Cook retained the "classic silhouette" of Electro's suit from the original comics, but removed his star-shaped mask. Cook made green the key color in the Electro design, noting that "In the 1960s it seems like the majority of Spider-man's rogues gallery had green as part of their costumes." In Cook's broader color scheme for the cartoon green is used to symbolize negative situations in Peter's life, while positive settings and occurrences, such as Peter's biology class, feature other key colors like yellow.

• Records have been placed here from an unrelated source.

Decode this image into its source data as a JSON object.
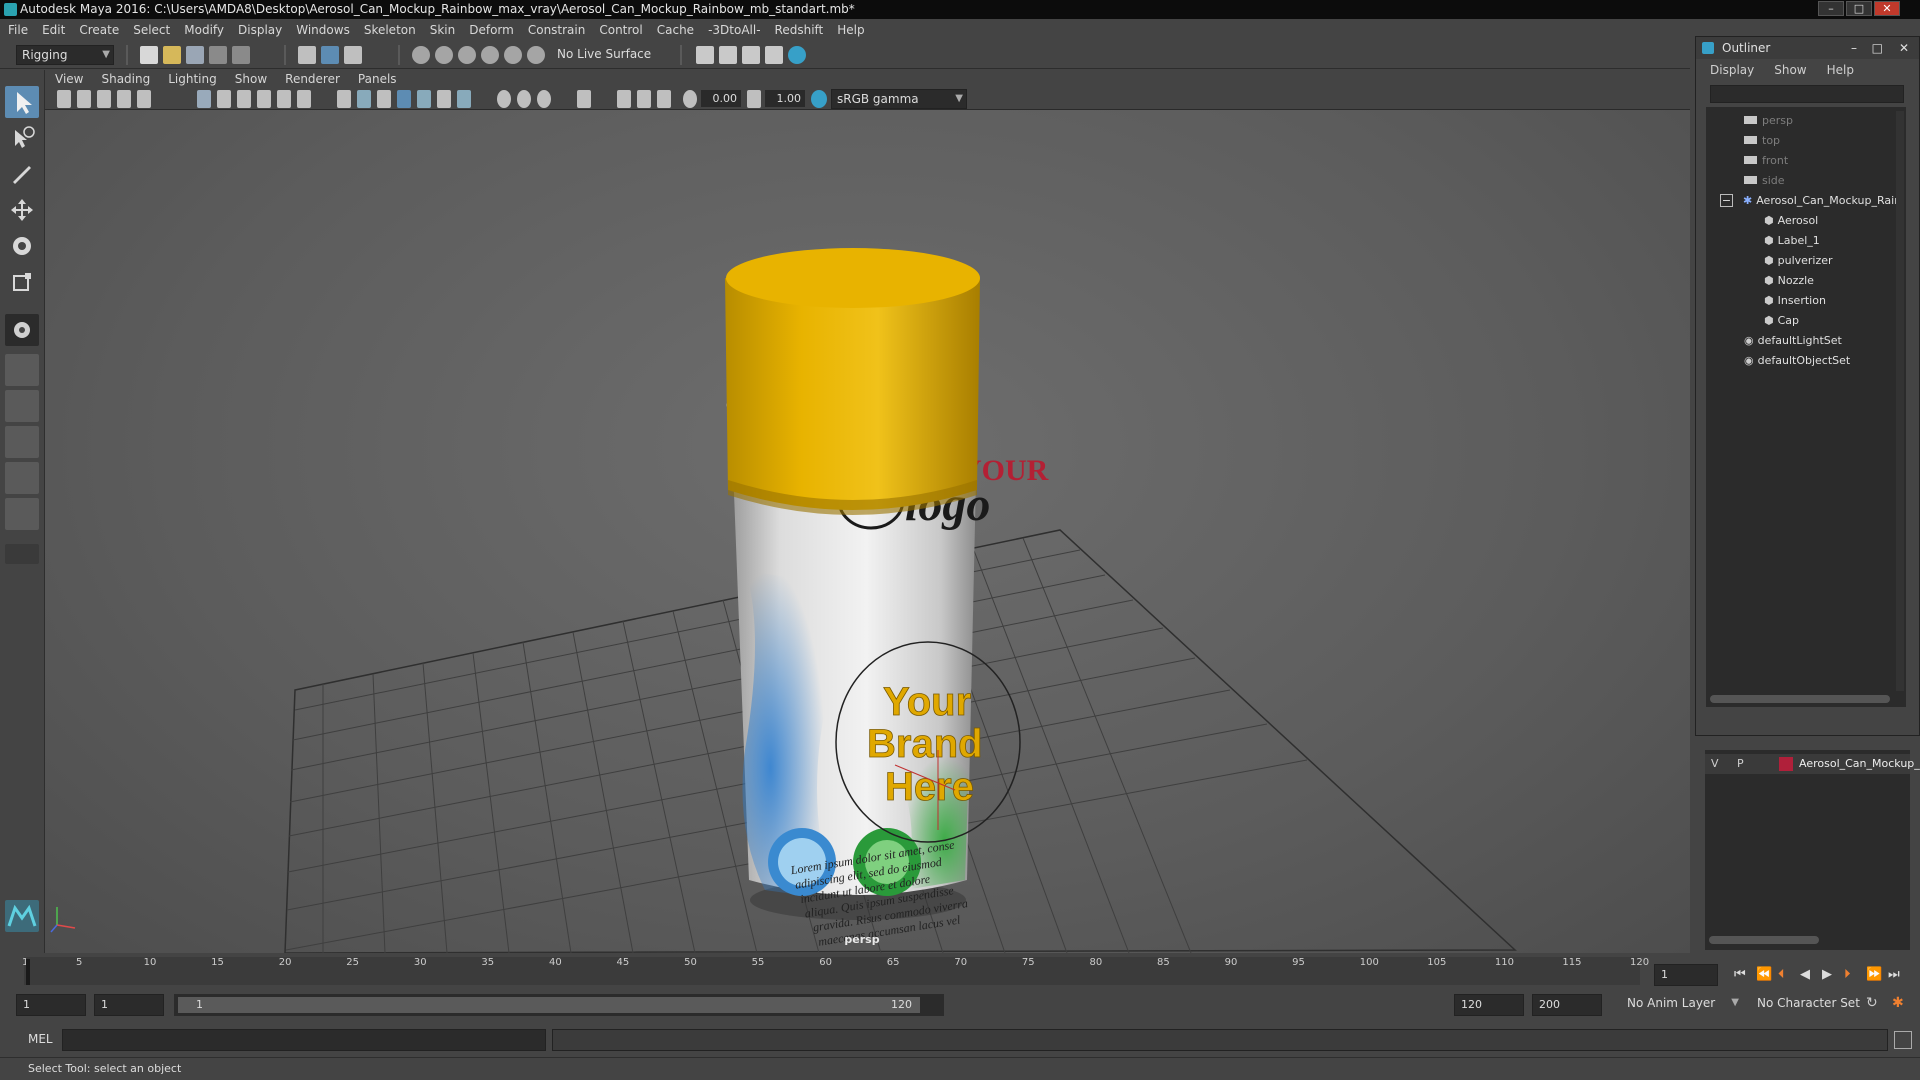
{
  "window": {
    "title": "Autodesk Maya 2016: C:\\Users\\AMDA8\\Desktop\\Aerosol_Can_Mockup_Rainbow_max_vray\\Aerosol_Can_Mockup_Rainbow_mb_standart.mb*",
    "minimize": "–",
    "maximize": "□",
    "close": "✕"
  },
  "menu": [
    "File",
    "Edit",
    "Create",
    "Select",
    "Modify",
    "Display",
    "Windows",
    "Skeleton",
    "Skin",
    "Deform",
    "Constrain",
    "Control",
    "Cache",
    "-3DtoAll-",
    "Redshift",
    "Help"
  ],
  "shelf": {
    "mode": "Rigging",
    "live_surface": "No Live Surface"
  },
  "panel_menu": [
    "View",
    "Shading",
    "Lighting",
    "Show",
    "Renderer",
    "Panels"
  ],
  "panel_toolbar": {
    "exposure": "0.00",
    "gamma": "1.00",
    "colorspace": "sRGB gamma"
  },
  "viewport": {
    "camera_label": "persp",
    "label_top": "YOUR",
    "label_logo": "logo",
    "brand_lines": [
      "Your",
      "Brand",
      "Here"
    ],
    "lorem": [
      "Lorem ipsum dolor sit amet, conse",
      "adipiscing elit, sed do eiusmod",
      "incidunt ut labore et dolore",
      "aliqua. Quis ipsum suspendisse",
      "gravida. Risus commodo viverra",
      "maecenas accumsan lacus vel"
    ]
  },
  "outliner": {
    "title": "Outliner",
    "menu": [
      "Display",
      "Show",
      "Help"
    ],
    "items": [
      {
        "label": "persp",
        "dim": true,
        "indent": 0,
        "icon": "camera-icon"
      },
      {
        "label": "top",
        "dim": true,
        "indent": 0,
        "icon": "camera-icon"
      },
      {
        "label": "front",
        "dim": true,
        "indent": 0,
        "icon": "camera-icon"
      },
      {
        "label": "side",
        "dim": true,
        "indent": 0,
        "icon": "camera-icon"
      },
      {
        "label": "Aerosol_Can_Mockup_Rair",
        "dim": false,
        "indent": 0,
        "icon": "group-icon",
        "expand": "−"
      },
      {
        "label": "Aerosol",
        "dim": false,
        "indent": 1,
        "icon": "mesh-icon"
      },
      {
        "label": "Label_1",
        "dim": false,
        "indent": 1,
        "icon": "mesh-icon"
      },
      {
        "label": "pulverizer",
        "dim": false,
        "indent": 1,
        "icon": "mesh-icon"
      },
      {
        "label": "Nozzle",
        "dim": false,
        "indent": 1,
        "icon": "mesh-icon"
      },
      {
        "label": "Insertion",
        "dim": false,
        "indent": 1,
        "icon": "mesh-icon"
      },
      {
        "label": "Cap",
        "dim": false,
        "indent": 1,
        "icon": "mesh-icon"
      },
      {
        "label": "defaultLightSet",
        "dim": false,
        "indent": 0,
        "icon": "set-icon"
      },
      {
        "label": "defaultObjectSet",
        "dim": false,
        "indent": 0,
        "icon": "set-icon"
      }
    ]
  },
  "layer": {
    "v": "V",
    "p": "P",
    "name": "Aerosol_Can_Mockup_",
    "color": "#b0203a"
  },
  "timeline": {
    "ticks": [
      "1",
      "5",
      "10",
      "15",
      "20",
      "25",
      "30",
      "35",
      "40",
      "45",
      "50",
      "55",
      "60",
      "65",
      "70",
      "75",
      "80",
      "85",
      "90",
      "95",
      "100",
      "105",
      "110",
      "115",
      "120"
    ],
    "current_frame": "1"
  },
  "range": {
    "start": "1",
    "start2": "1",
    "slider_start": "1",
    "slider_end": "120",
    "end": "120",
    "end2": "200",
    "anim_layer": "No Anim Layer",
    "char_set": "No Character Set"
  },
  "cmd": {
    "lang": "MEL"
  },
  "help": {
    "text": "Select Tool: select an object"
  }
}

Electro was voiced by Crispin Freeman, who sought to reflect in his vocal style the psychological decline brought on by the character's new powers: "It never occurred to me before how that would have an effect on his character - to be dealing with that curse and blessing. And when you think about it, that's also Peter Parker's core issue." The episode's title, "Interactions," expands the series theme "The Education of Peter Parker" chosen by developer Greg Weisman. Episodes in the early season one arc all shared a naming scheme based on the biological sciences.

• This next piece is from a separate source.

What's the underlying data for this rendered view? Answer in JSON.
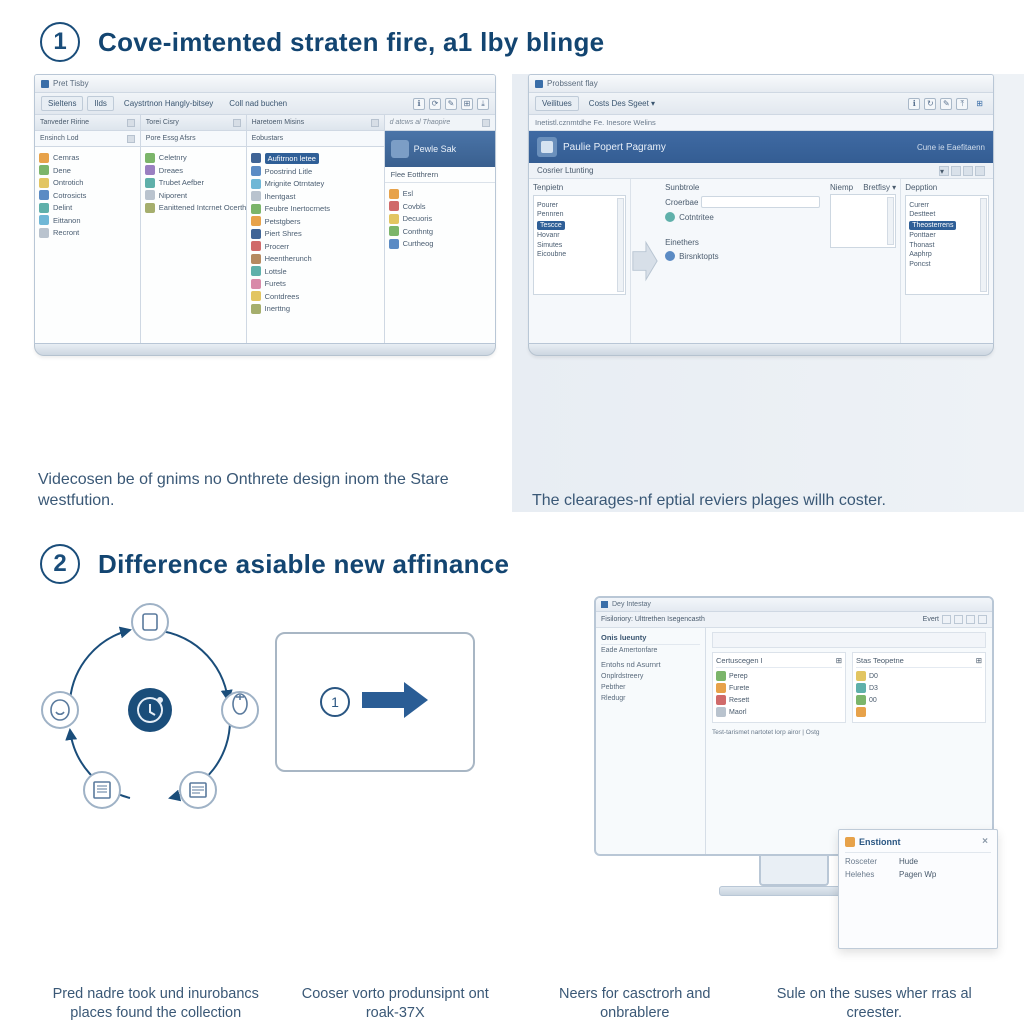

==Broadcast and reception==
"Interactions" originally aired on March 8, 2008, on the Kids' WB block of The CW Network, following the show's pilot, "Survival of the Fittest." Disney XD aired the episode on March 23, 2009, between "Survival of the Fittest" and "Natural Selection". The episode's initial broadcast garnered a Nielsen rating of 1.4/4, the network's 2007-08 highest rating for the 10:30 a.m. timeslot. It beat the previous episode's rating of 1.2/3 (the highest for the 10:00 a.m. timeslot for the same season) and represented a 75% increase in the share of viewers aged 2 to 11 and a 200% increase in viewers aged 2 to 5. "Interactions" rated the highest of the season for kids and boys aged 9 to 14.

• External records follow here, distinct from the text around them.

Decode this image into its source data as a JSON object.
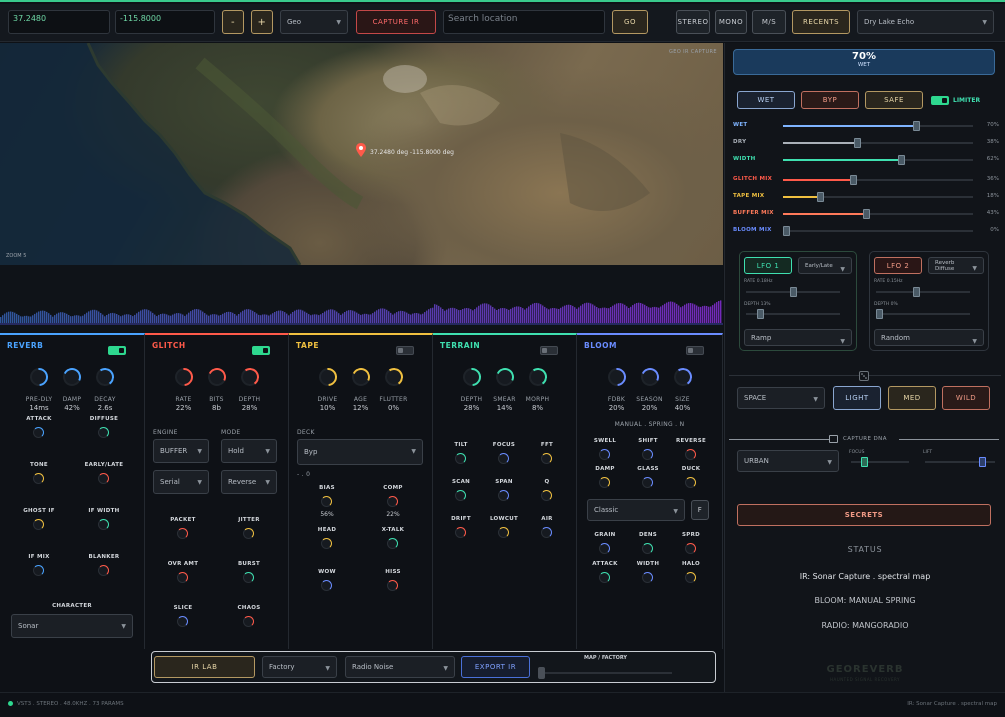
{
  "topbar": {
    "lat": "37.2480",
    "lon": "-115.8000",
    "minus": "-",
    "plus": "+",
    "source": "Geo",
    "capture_ir": "CAPTURE IR",
    "search_placeholder": "Search location",
    "go": "GO",
    "stereo": "STEREO",
    "mono": "MONO",
    "ms": "M/S",
    "recents": "RECENTS",
    "recent_value": "Dry Lake Echo"
  },
  "map": {
    "corner_label": "GEO IR CAPTURE",
    "pin_label": "37.2480 deg -115.8000 deg",
    "zoom": "ZOOM 5"
  },
  "modules": [
    {
      "title": "REVERB",
      "color": "#4aa3ff",
      "enabled": true,
      "knobs": [
        {
          "l": "PRE-DLY",
          "v": "14ms"
        },
        {
          "l": "DAMP",
          "v": "42%"
        },
        {
          "l": "DECAY",
          "v": "2.6s"
        }
      ],
      "small": [
        {
          "l": "ATTACK"
        },
        {
          "l": "DIFFUSE"
        },
        {
          "l": "TONE"
        },
        {
          "l": "EARLY/LATE"
        },
        {
          "l": "GHOST IF"
        },
        {
          "l": "IF WIDTH"
        },
        {
          "l": "IF MIX"
        },
        {
          "l": "BLANKER"
        }
      ],
      "character_label": "CHARACTER",
      "character_value": "Sonar"
    },
    {
      "title": "GLITCH",
      "color": "#ff5a4a",
      "enabled": true,
      "knobs": [
        {
          "l": "RATE",
          "v": "22%"
        },
        {
          "l": "BITS",
          "v": "8b"
        },
        {
          "l": "DEPTH",
          "v": "28%"
        }
      ],
      "engine_label": "ENGINE",
      "engine_value": "BUFFER",
      "mode_label": "MODE",
      "mode_value": "Hold",
      "chain_value": "Serial",
      "dir_value": "Reverse",
      "small": [
        {
          "l": "PACKET"
        },
        {
          "l": "JITTER"
        },
        {
          "l": "OVR AMT"
        },
        {
          "l": "BURST"
        },
        {
          "l": "SLICE"
        },
        {
          "l": "CHAOS"
        }
      ]
    },
    {
      "title": "TAPE",
      "color": "#f0c040",
      "enabled": false,
      "knobs": [
        {
          "l": "DRIVE",
          "v": "10%"
        },
        {
          "l": "AGE",
          "v": "12%"
        },
        {
          "l": "FLUTTER",
          "v": "0%"
        }
      ],
      "deck_label": "DECK",
      "deck_value": "Byp",
      "deck_note": "- . 0",
      "small": [
        {
          "l": "BIAS",
          "v": "56%"
        },
        {
          "l": "COMP",
          "v": "22%"
        },
        {
          "l": "HEAD"
        },
        {
          "l": "X-TALK"
        },
        {
          "l": "WOW"
        },
        {
          "l": "HISS"
        }
      ]
    },
    {
      "title": "TERRAIN",
      "color": "#3fe0b0",
      "enabled": false,
      "knobs": [
        {
          "l": "DEPTH",
          "v": "28%"
        },
        {
          "l": "SMEAR",
          "v": "14%"
        },
        {
          "l": "MORPH",
          "v": "8%"
        }
      ],
      "small": [
        {
          "l": "TILT"
        },
        {
          "l": "FOCUS"
        },
        {
          "l": "FFT"
        },
        {
          "l": "SCAN"
        },
        {
          "l": "SPAN"
        },
        {
          "l": "Q"
        },
        {
          "l": "DRIFT"
        },
        {
          "l": "LOWCUT"
        },
        {
          "l": "AIR"
        }
      ]
    },
    {
      "title": "BLOOM",
      "color": "#6a8cff",
      "enabled": false,
      "knobs": [
        {
          "l": "FDBK",
          "v": "20%"
        },
        {
          "l": "SEASON",
          "v": "20%"
        },
        {
          "l": "SIZE",
          "v": "40%"
        }
      ],
      "subtitle": "MANUAL . SPRING . N",
      "small": [
        {
          "l": "SWELL"
        },
        {
          "l": "SHIFT"
        },
        {
          "l": "REVERSE"
        },
        {
          "l": "DAMP"
        },
        {
          "l": "GLASS"
        },
        {
          "l": "DUCK"
        }
      ],
      "mode_value": "Classic",
      "mode_btn": "F",
      "small2": [
        {
          "l": "GRAIN"
        },
        {
          "l": "DENS"
        },
        {
          "l": "SPRD"
        },
        {
          "l": "ATTACK"
        },
        {
          "l": "WIDTH"
        },
        {
          "l": "HALO"
        }
      ]
    }
  ],
  "bottom": {
    "ir_lab": "IR LAB",
    "factory": "Factory",
    "radio": "Radio Noise",
    "export": "EXPORT IR",
    "map_factory": "MAP / FACTORY"
  },
  "status_bar": {
    "left": "VST3 . STEREO . 48.0KHZ . 73 PARAMS",
    "right": "IR: Sonar Capture . spectral map"
  },
  "right": {
    "meter_value": "70%",
    "meter_label": "WET",
    "wet_btn": "WET",
    "byp_btn": "BYP",
    "safe_btn": "SAFE",
    "limiter": "LIMITER",
    "sliders": [
      {
        "n": "WET",
        "v": "70%",
        "f": 0.7,
        "c": "#7fb4ff"
      },
      {
        "n": "DRY",
        "v": "38%",
        "f": 0.38,
        "c": "#aab0b8"
      },
      {
        "n": "WIDTH",
        "v": "62%",
        "f": 0.62,
        "c": "#3fe0b0"
      },
      {
        "n": "GLITCH MIX",
        "v": "36%",
        "f": 0.36,
        "c": "#ff5a4a"
      },
      {
        "n": "TAPE MIX",
        "v": "18%",
        "f": 0.18,
        "c": "#f0c040"
      },
      {
        "n": "BUFFER MIX",
        "v": "43%",
        "f": 0.43,
        "c": "#ff7a5a"
      },
      {
        "n": "BLOOM MIX",
        "v": "0%",
        "f": 0.0,
        "c": "#6a8cff"
      }
    ],
    "lfo1": {
      "title": "LFO 1",
      "target": "Early/Late",
      "rate": "RATE 0.18Hz",
      "depth": "DEPTH 13%",
      "shape": "Ramp",
      "rate_f": 0.5,
      "depth_f": 0.13
    },
    "lfo2": {
      "title": "LFO 2",
      "target": "Reverb Diffuse",
      "rate": "RATE 0.15Hz",
      "depth": "DEPTH 0%",
      "shape": "Random",
      "rate_f": 0.42,
      "depth_f": 0.0
    },
    "space": "SPACE",
    "light": "LIGHT",
    "med": "MED",
    "wild": "WILD",
    "capture_dna": "CAPTURE DNA",
    "urban": "URBAN",
    "focus": "FOCUS",
    "lift": "LIFT",
    "focus_f": 0.2,
    "lift_f": 0.85,
    "secrets": "SECRETS",
    "status_title": "STATUS",
    "status_lines": [
      "IR: Sonar Capture . spectral map",
      "BLOOM: MANUAL SPRING",
      "RADIO: MANGORADIO"
    ],
    "logo": "GEOREVERB",
    "logo_sub": "HAUNTED SIGNAL RECOVERY"
  }
}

The episode received mixed reviews from television critics. Eric Goldman of IGN thought the episode "wasn't as strong as the pilot" and rated it at 7.4 ("Decent"). Goldman wrote that Electro's redesigned costume retained "some nice visual nods to the Electro many of us grew up with." Liz Allan's characterization, though, he found confusing, with the character's accent and background unclear, and the scene where Peter fought Electro while conducting a phonecall with Aunt May "just a bit too much": "Come on, Aunt May isn't freaking out hearing [that]?" Nonetheless, Goldman praised the episode's humorous scenes and the introduction of Dr. Conner's limb regeneration experiments.

Rob M. Worley of the entertainment website Mania said that Freeman "charges up" the series with his role, writing that he "steps away from his luminary status in the world of anime and video game voiceovers." Ultimate Disney reviewer Luke Bonanno did not include the episode among his top five episodes of The Spectacular Spider-Man's first season, but "feel[s] obligated to point out that the uniform excellence of the lot [makes] this a challenging task." DVD Talk reviewer Todd Douglass Jr. described Electro's design as "[incorporating] some sharp edges and dynamic plays" to an "old" character.